A natural number $p$ is prime if and only if it has exactly two solution sets $\{x,y\}$ to the equation $$\frac1p = \frac1x + \frac1y, \text{ or equivalently, }p=\frac{xy}{x+y}.$$
Those solution sets are $\{p,p(p+1)\}$ and $\{2p\}$ (where $x=y=2p$).
Is this a known fact about prime numbers? If so, could somebody provide a reference?
A proof is given below.
Proof: $(\implies)$ Suppose $p$ is prime.
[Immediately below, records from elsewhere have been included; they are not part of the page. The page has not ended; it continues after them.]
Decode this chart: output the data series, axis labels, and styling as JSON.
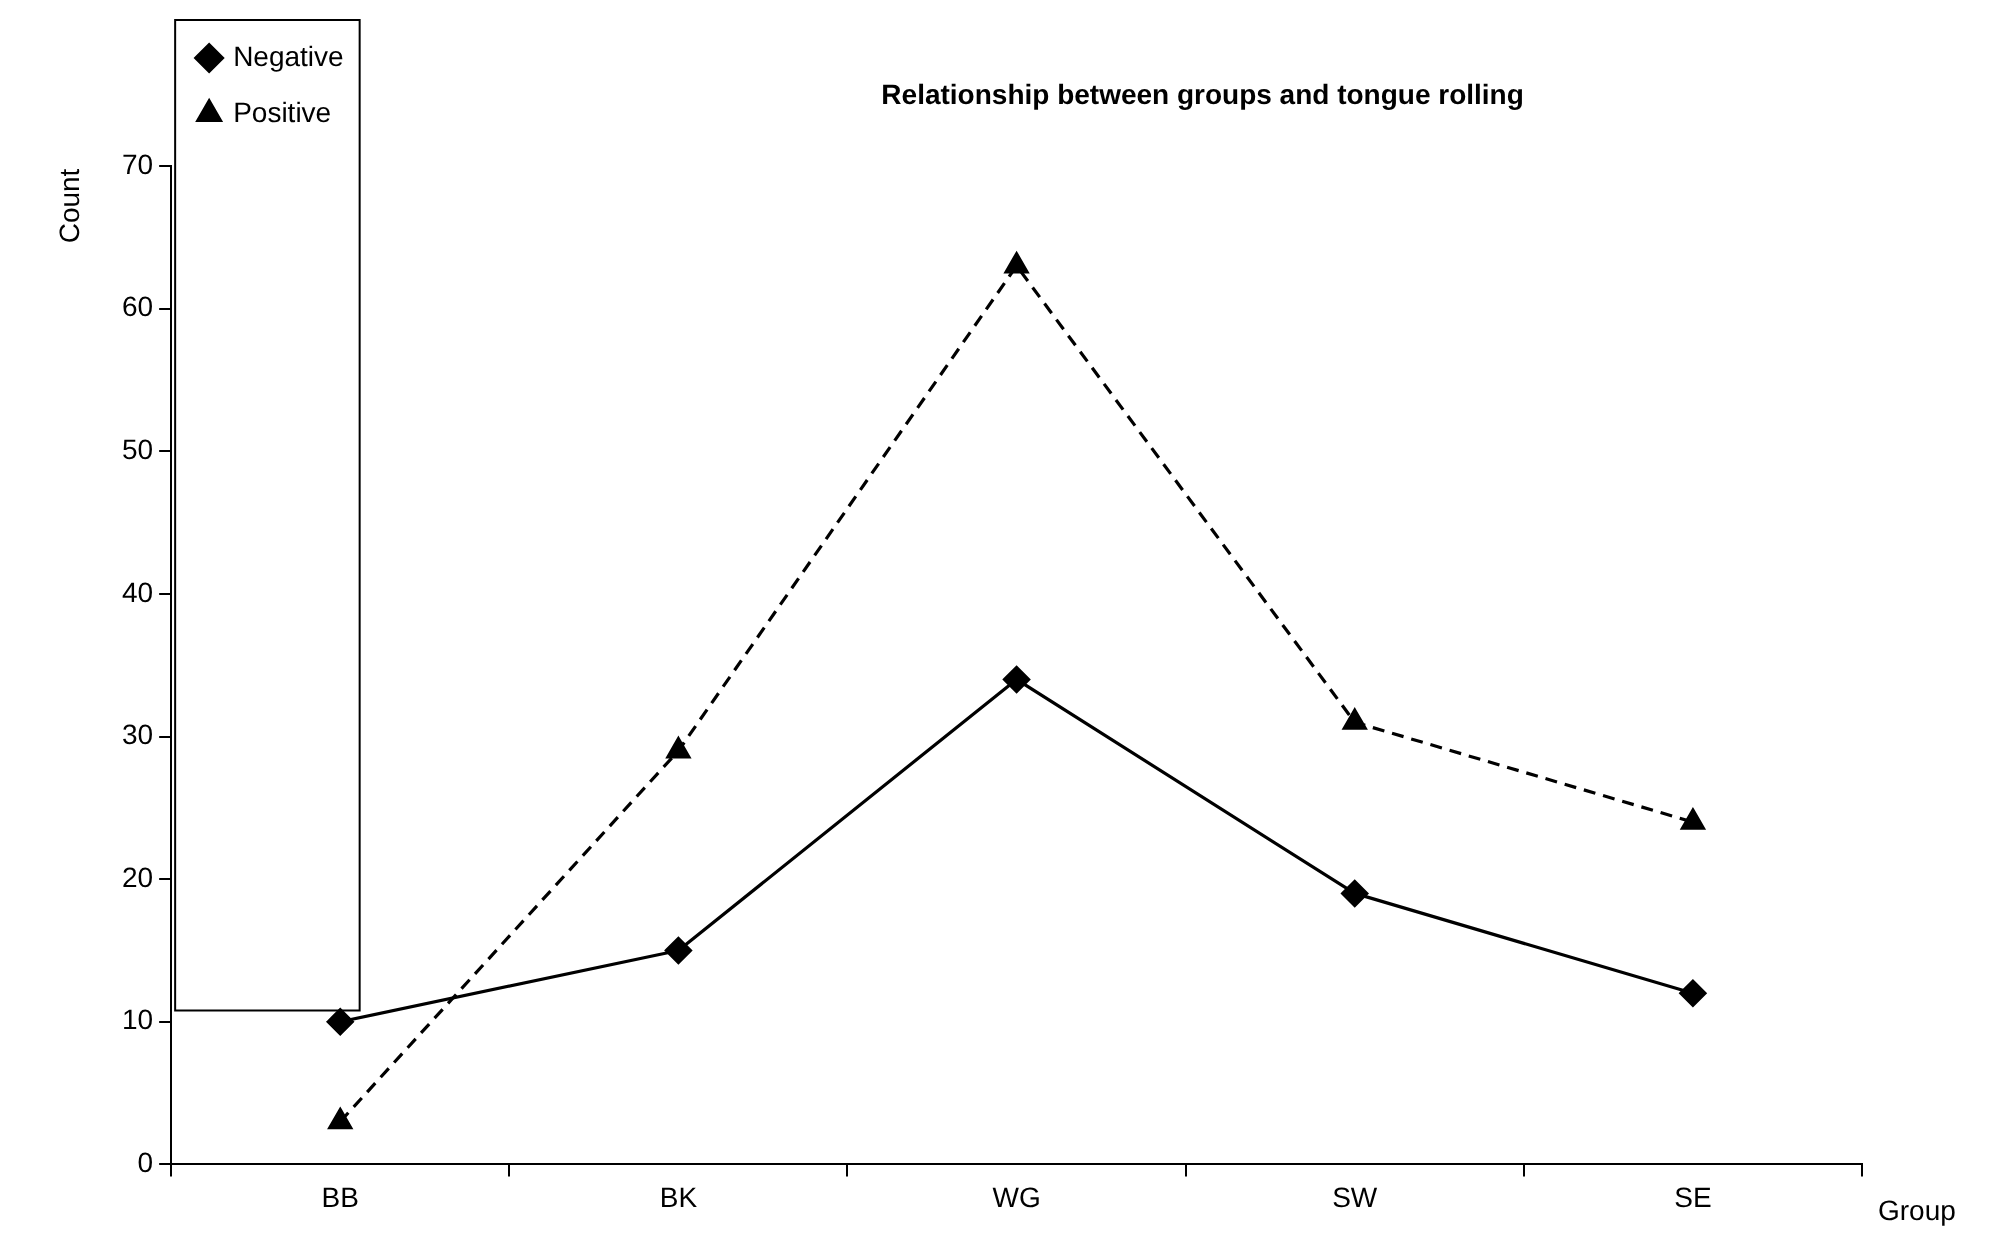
{
  "chart_data": {
    "type": "line",
    "title": "Relationship between groups and tongue rolling",
    "xlabel": "Group",
    "ylabel": "Count",
    "categories": [
      "BB",
      "BK",
      "WG",
      "SW",
      "SE"
    ],
    "series": [
      {
        "name": "Negative",
        "color": "#000000",
        "marker": "diamond",
        "line_style": "solid",
        "values": [
          10,
          15,
          34,
          19,
          12
        ]
      },
      {
        "name": "Positive",
        "color": "#000000",
        "marker": "triangle",
        "line_style": "dashed",
        "values": [
          3,
          29,
          63,
          31,
          24
        ]
      }
    ],
    "ylim": [
      0,
      70
    ],
    "yticks": [
      0,
      10,
      20,
      30,
      40,
      50,
      60,
      70
    ],
    "grid": false,
    "legend": "top left"
  }
}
Then if $$p=\frac{xy}{x+y},$$ we can express $x=p^ak$ and $y=p^bl$ for $k$ and $l$ coprime to $p$. Without loss of generality, suppose $0\leq a\leq b$ and $1\leq b$. Then we have $$p=p^b\frac{kl}{k+lp^{b-a}}.$$
Suppose that $b>a$. We then have that $p\not\mid k+lp^{b-a}$, and therefore $b=1$ and $a=0$. Therefore $kl=k+lp$, which implies $k(l-1)=lp$. Thus, $p\mid l-1$.
Consider any natural number $m\mid k$. Then $m\mid k(l-1)=lp$. Since $p\not\mid k$, we have $p\not\mid m$. Thus, $m\mid l$.
Similarly, for any natural $n\mid l$, we have $n\mid l(k-p)=k$.
So $l$ and $k$ have the exact same divisors, and thus $l=k$. Thus,
$$k^2=k+kp=k(p+1),$$ meaning $k=p+1$. So $x=p+1$, which implies $y=p(p+1)$. This is the first solution set.
Next, consider the case in which $b=a$. Then $$p=p^b\frac{kl}{k+l},$$ so $$p^{1-b}=\frac{kl}{k+l}.$$
Since $k$ and $l$ are coprime to $p$, it follows $b>0$. We also have $$\frac{1}{p^{b-1}}=\frac1k+\frac1l,$$ implying that $$\frac{1}{p^{a+b-1}}=\frac{1}{p^{2b-1}}=\frac1x+\frac1y,$$ so $2b-1=1$ and thus $a=b=1$. Finally, that implies $$p=p\frac{kl}{k+l},$$ so $kl=k+l$ and therefore $k=l=2$. This gives the solution $x=y=2p$. So if $p$ is prime then it has two solution sets.
$(\Longleftarrow)$ If $p$ is not prime, then $p=qr$ where $q$ is prime and $r\neq 1$. Then $$\frac1p=\frac1{p+r}+\frac1{q(p+r)}$$ gives us another solution set.